Clark and Ewan were concerned that we did not put sufficient weight on respiratory presentations. Of the 55 non-fatal severe cases, 30 had only upper or lower airway problems. Of the 173 children admitted to hospital not classified by us as severe, 60 had an upper or lower airway presentation for which adrenaline or bronchodilator or both were administered. Even if all these are added to our severe group, the rate of non-fatal severe events only changes from 0.2 to 0.4 per 100 000 children per year.
Allergic deaths indistinguishable from asthma are potentially important but if a child’s symptoms are only asthmatic and no allergen is suspected, then there is no means for attributing such reactions to food or for knowing if a causal link exists. The possibility of an unrecognised link is a key area for further research.
It is misleading to state that the mechanisms of the British Paediatric Surveillance Unit will miss children referred to allergy centres not run by paediatricians. We studied hospital admissions, not outpatient referrals, and all such children should be admitted under the care of paediatricians. The effectiveness of our reporting mechanisms is supported rather than refuted by the study of Alves and Sheikh,4 cited by Clark and Ewan. Alves and Sheik report all hospital admissions for anaphylaxis in children aged 0–15 years over a four year period in England and Wales. There were 60 for food allergy and a further 240 with no cause coded. If, as Clark and Ewan suggest, 94% of the uncoded cases were due to food then there were 288 admissions from 10.6 million children (denominator from Office of National Statistics, personal communication) over four years or 0.68 admissions per 100 000 children per year. This is comparable to our reported 231 admissions over 2 years in a population of 13 million, equivalent to 0.89 admissions per 100 000 children per year.

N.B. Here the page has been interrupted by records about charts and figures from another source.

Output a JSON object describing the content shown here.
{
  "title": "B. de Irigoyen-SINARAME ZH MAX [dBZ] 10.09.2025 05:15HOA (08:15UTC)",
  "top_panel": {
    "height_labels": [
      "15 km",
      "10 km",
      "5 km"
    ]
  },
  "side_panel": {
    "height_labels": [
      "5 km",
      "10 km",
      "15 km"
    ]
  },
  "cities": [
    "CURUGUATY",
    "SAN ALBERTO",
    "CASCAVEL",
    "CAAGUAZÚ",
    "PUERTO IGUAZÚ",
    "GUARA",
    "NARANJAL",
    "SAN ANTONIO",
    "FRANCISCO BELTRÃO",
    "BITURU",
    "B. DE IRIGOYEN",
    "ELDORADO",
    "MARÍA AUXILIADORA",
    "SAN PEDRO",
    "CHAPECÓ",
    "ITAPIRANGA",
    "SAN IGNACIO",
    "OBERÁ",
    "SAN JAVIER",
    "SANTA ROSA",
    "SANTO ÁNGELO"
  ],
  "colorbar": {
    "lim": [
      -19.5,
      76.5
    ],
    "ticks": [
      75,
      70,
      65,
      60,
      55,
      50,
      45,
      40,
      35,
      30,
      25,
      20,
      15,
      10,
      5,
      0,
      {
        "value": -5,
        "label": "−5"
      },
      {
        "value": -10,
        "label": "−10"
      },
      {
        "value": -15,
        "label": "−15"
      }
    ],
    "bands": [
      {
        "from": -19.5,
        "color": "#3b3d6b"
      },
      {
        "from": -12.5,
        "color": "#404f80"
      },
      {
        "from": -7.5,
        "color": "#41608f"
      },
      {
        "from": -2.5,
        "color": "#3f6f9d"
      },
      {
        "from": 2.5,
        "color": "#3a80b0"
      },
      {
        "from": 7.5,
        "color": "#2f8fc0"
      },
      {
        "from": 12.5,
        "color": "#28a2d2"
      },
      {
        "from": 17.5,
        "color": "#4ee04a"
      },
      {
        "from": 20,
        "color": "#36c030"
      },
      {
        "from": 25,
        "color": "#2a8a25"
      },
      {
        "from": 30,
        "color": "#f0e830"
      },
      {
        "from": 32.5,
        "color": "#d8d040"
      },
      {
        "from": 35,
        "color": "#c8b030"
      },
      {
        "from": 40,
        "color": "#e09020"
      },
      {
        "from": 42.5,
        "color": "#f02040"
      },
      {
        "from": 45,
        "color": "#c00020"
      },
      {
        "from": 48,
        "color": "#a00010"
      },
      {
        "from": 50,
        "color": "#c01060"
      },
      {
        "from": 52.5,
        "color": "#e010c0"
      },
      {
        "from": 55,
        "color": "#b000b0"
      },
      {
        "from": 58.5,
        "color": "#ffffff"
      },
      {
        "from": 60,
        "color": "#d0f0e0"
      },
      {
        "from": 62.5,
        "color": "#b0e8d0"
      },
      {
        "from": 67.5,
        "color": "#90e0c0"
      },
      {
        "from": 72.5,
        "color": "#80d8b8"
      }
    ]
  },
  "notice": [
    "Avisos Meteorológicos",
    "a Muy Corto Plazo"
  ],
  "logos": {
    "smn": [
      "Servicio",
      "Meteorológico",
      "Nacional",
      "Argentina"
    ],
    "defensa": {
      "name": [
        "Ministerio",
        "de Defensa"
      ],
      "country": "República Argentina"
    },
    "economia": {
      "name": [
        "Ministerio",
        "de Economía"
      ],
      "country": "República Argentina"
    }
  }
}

The inclusion of Clark and Ewan’s own data in their table 1 is inappropriate. Two concerns are that their data are extrapolations and use a completely different definition of severity. But more importantly, their figures are numbers of children with severe allergy per 100 000 child population; whereas our figures, and those of Alves,4 are numbers of severe reactions per year per 100 000 child population. Clark and Ewan therefore confuse prevalence of severely allergic children with incidence of severe allergic reactions. Such data cannot be tabulated against each other and their suggestion that our figures are a 62-fold underestimate is therefore without meaning.
We all want to know which children should have an adrenaline auto-injector and what the indications should be for administering it. However in seeking such knowledge, we must be careful not to extrapolate from adult studies. In Clark and Ewan’s own study,5 the high percentage (70%) of children in the study is stated but the median age of a moderate or severe reaction on follow up was 18 years and the three severe cases referred to in which adrenaline was used were actually aged between 27 and 41 years.
We agree with Clark and Ewan’s assertion that problems over the decision to prescribe adrenaline “highlight the need for good data on the clinical features and natural history of nut allergy in children” but would add that studying the epidemiology is also fundamental.